7.6 ResNet 残差网络

1 残差块

左 正常块 右 残差块

残差块里首先有 2 个有相同输出通道数的 3 x 3 卷积层。每个卷积层后接一个批量规范化层和 ReLU 激活函数。然后我们通过跨层数据通路，跳过这 2 个卷积运算，将输入直接加在最后的 ReLU 激活函数前。这样的设计要求 2 个卷积层的输出与输入形状一样，从而使它们可以相加。如果想改变通道数，就需要引入一个额外的 1 x 1 卷积层来将输入变换成需要的形状后再做相加运算。

import torch
from torch import nn
from torch.nn import functional as F
from d2l import torch as d2l


class Residual(nn.Module):  #@save
    def __init__(self, input_channels, num_channels,
                 use_1x1conv=False, strides=1):
        super().__init__()
        self.conv1 = nn.Conv2d(input_channels, num_channels,
                               kernel_size=3, padding=1, stride=strides)
        self.conv2 = nn.Conv2d(num_channels, num_channels,
                               kernel_size=3, padding=1)
        if use_1x1conv:
            self.conv3 = nn.Conv2d(input_channels, num_channels,
                                   kernel_size=1, stride=strides)
        else:
            self.conv3 = None
        self.bn1 = nn.BatchNorm2d(num_channels)
        self.bn2 = nn.BatchNorm2d(num_channels)

    def forward(self, X):
        Y = F.relu(self.bn1(self.conv1(X)))
        Y = self.bn2(self.conv2(Y))
        if self.conv3:
            X = self.conv3(X)
        Y += X
        return F.relu(Y)

左 use_1x1conv=False 右 use_1x1conv=True

def resnet_block(input_channels, num_channels, num_residuals,
                 first_block=False):
    blk = []
    for i in range(num_residuals):
        if i == 0 and not first_block:
            blk.append(Residual(input_channels, num_channels,
                                use_1x1conv=True, strides=2))
        else:
            blk.append(Residual(num_channels, num_channels))
    return blk

2 ResNet 模型

2.1 ResNet-18

每个模块有 4 个卷积层（不包括恒等映射的 1 x 1 卷积层）。
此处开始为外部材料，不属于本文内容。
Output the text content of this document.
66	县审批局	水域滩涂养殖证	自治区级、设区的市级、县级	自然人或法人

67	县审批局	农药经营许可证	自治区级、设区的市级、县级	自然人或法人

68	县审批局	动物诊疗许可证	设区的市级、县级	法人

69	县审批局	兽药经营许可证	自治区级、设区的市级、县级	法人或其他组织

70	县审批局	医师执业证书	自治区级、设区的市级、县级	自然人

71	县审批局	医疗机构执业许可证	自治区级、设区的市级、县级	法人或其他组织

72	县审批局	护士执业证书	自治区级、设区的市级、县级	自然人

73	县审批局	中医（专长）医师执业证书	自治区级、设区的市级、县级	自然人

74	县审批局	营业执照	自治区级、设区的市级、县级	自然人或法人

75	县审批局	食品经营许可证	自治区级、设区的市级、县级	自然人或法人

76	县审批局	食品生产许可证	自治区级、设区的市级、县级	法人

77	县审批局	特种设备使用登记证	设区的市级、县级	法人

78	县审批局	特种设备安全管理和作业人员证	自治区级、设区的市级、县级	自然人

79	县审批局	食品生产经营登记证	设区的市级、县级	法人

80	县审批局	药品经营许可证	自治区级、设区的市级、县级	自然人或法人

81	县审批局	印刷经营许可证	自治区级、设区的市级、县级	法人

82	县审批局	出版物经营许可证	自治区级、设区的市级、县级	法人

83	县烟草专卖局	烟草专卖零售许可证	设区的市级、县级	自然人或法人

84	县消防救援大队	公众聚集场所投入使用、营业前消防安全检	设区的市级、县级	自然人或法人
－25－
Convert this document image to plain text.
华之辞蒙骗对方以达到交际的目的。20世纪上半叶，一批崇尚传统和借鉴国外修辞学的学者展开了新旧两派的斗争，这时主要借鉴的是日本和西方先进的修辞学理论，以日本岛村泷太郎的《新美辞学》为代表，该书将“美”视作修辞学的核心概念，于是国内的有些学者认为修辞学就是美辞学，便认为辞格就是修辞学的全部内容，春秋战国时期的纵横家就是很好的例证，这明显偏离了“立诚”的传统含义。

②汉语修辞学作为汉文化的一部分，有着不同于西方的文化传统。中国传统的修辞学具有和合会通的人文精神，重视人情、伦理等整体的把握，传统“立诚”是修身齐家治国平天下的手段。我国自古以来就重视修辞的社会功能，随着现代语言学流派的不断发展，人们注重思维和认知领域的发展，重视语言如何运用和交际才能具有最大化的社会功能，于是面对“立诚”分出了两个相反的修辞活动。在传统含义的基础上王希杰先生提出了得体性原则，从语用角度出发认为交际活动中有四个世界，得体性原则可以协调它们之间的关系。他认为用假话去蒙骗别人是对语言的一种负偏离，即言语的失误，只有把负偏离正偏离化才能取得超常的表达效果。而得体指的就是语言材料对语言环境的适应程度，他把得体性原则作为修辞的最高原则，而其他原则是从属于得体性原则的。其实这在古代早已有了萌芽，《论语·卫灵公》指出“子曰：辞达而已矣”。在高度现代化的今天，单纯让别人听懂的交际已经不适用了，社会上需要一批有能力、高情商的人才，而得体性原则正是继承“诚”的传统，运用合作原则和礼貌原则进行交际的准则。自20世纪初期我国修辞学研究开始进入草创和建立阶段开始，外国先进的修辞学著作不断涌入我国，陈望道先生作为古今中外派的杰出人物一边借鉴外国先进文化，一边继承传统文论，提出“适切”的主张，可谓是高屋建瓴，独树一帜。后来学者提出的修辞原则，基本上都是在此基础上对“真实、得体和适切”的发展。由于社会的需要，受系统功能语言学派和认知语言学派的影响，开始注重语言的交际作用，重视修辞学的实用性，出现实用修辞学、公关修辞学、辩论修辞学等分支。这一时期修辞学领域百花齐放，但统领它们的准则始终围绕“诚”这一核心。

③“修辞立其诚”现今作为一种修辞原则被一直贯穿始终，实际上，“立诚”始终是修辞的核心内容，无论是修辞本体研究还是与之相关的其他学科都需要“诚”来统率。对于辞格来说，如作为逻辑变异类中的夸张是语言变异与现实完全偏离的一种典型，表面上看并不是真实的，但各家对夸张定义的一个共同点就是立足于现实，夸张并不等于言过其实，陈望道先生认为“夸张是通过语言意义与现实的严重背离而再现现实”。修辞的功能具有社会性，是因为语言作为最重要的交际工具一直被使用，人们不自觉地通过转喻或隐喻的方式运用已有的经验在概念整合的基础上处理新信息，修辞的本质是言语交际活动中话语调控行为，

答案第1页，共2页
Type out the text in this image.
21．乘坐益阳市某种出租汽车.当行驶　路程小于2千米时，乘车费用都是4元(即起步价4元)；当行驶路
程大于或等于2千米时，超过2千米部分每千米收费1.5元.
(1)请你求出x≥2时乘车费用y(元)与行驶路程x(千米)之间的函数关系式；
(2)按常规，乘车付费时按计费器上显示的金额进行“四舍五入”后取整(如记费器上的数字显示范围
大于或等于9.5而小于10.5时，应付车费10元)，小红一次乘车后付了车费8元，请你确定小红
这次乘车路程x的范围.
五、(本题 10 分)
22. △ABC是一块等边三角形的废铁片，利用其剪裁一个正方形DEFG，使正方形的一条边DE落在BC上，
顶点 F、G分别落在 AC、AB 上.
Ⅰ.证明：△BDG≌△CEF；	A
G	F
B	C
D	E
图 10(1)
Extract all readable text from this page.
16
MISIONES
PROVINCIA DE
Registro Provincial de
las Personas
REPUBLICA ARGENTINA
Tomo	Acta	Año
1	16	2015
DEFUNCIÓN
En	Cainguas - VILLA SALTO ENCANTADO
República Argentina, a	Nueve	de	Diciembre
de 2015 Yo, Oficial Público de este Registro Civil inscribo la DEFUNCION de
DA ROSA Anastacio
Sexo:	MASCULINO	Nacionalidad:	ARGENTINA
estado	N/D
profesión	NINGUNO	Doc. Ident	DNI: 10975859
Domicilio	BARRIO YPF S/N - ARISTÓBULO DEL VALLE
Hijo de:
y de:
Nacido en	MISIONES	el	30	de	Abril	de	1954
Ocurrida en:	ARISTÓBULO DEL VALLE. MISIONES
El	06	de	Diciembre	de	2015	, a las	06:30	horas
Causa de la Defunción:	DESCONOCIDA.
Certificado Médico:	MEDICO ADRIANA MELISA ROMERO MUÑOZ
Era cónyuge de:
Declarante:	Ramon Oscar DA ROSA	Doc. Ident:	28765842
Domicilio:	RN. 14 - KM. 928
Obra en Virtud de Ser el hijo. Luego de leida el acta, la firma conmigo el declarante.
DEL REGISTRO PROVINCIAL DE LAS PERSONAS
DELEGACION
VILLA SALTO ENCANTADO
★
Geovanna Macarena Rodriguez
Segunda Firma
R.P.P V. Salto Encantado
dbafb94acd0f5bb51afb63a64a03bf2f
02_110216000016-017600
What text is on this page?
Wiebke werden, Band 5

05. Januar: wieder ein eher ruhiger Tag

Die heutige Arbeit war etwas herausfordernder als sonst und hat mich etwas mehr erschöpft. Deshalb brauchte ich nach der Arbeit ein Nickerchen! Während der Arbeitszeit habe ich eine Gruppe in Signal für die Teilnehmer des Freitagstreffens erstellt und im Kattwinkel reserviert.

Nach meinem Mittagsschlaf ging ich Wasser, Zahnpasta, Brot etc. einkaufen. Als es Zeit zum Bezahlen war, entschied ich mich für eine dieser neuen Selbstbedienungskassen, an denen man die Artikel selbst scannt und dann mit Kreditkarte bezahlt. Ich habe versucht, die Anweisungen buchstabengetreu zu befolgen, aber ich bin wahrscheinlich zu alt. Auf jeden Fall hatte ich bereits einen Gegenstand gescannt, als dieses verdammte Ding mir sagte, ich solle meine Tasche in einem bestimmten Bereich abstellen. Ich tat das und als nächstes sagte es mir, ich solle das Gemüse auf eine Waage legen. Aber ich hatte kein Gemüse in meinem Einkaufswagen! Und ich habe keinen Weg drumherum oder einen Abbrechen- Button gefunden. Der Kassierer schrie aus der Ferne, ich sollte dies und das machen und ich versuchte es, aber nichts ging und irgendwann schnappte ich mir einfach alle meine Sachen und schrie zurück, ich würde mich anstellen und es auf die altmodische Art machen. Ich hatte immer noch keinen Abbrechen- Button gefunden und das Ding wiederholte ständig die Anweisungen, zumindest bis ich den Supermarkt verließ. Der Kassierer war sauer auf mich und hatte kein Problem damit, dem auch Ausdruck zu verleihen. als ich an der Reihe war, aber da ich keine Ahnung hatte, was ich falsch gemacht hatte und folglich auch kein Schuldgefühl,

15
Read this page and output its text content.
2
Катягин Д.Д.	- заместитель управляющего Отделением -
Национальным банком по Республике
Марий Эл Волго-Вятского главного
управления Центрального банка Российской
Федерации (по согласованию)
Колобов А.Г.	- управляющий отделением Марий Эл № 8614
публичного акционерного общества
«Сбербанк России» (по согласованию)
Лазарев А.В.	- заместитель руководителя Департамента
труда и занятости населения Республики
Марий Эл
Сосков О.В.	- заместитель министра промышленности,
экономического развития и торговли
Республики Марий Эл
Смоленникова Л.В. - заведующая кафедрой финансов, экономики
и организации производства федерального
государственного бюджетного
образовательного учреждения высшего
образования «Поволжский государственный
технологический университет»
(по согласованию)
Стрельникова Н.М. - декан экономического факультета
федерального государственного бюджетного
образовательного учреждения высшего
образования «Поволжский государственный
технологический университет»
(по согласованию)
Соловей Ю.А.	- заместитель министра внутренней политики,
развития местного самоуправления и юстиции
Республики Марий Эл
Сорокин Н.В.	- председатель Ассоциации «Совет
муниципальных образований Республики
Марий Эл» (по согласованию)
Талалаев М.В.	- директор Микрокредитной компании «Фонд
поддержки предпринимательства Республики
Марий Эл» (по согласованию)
加上第一个 7 x 7 卷积层和最后一个全连接层，共有 18 层

b1 = nn.Sequential(nn.Conv2d(1, 64, kernel_size=7, stride=2, padding=3),
                   nn.BatchNorm2d(64),  # 增加了批量规范化层
                   nn.ReLU(),
                   nn.MaxPool2d(kernel_size=3, stride=2, padding=1)
                   )
b2 = nn.Sequential(*resnet_block(64, 64, 2, first_block=True))
b3 = nn.Sequential(*resnet_block(64, 128, 2))
b4 = nn.Sequential(*resnet_block(128, 256, 2))
b5 = nn.Sequential(*resnet_block(256, 512, 2))

net = nn.Sequential(b1, b2, b3, b4, b5,
                    nn.AdaptiveAvgPool2d((1,1)),
                    nn.Flatten(),
                    nn.Linear(512, 10)
                    )

X = torch.rand(size=(1, 1, 224, 224))
for layer in net:
    X = layer(X)
    print(layer.__class__.__name__,'output shape:\t', X.shape)

Sequential output shape:         torch.Size([1, 64, 56, 56])
Sequential output shape:         torch.Size([1, 64, 56, 56])
Sequential output shape:         torch.Size([1, 128, 28, 28])
Sequential output shape:         torch.Size([1, 256, 14, 14])
Sequential output shape:         torch.Size([1, 512, 7, 7])
AdaptiveAvgPool2d output shape:  torch.Size([1, 512, 1, 1])
Flatten output shape:            torch.Size([1, 512])
Linear output shape:             torch.Size([1, 10])

lr, num_epochs, batch_size = 0.05, 10, 256
train_iter, test_iter = d2l.load_data_fashion_mnist(batch_size, resize=96)
d2l.train_ch6(net, train_iter, test_iter, num_epochs, lr, d2l.try_gpu())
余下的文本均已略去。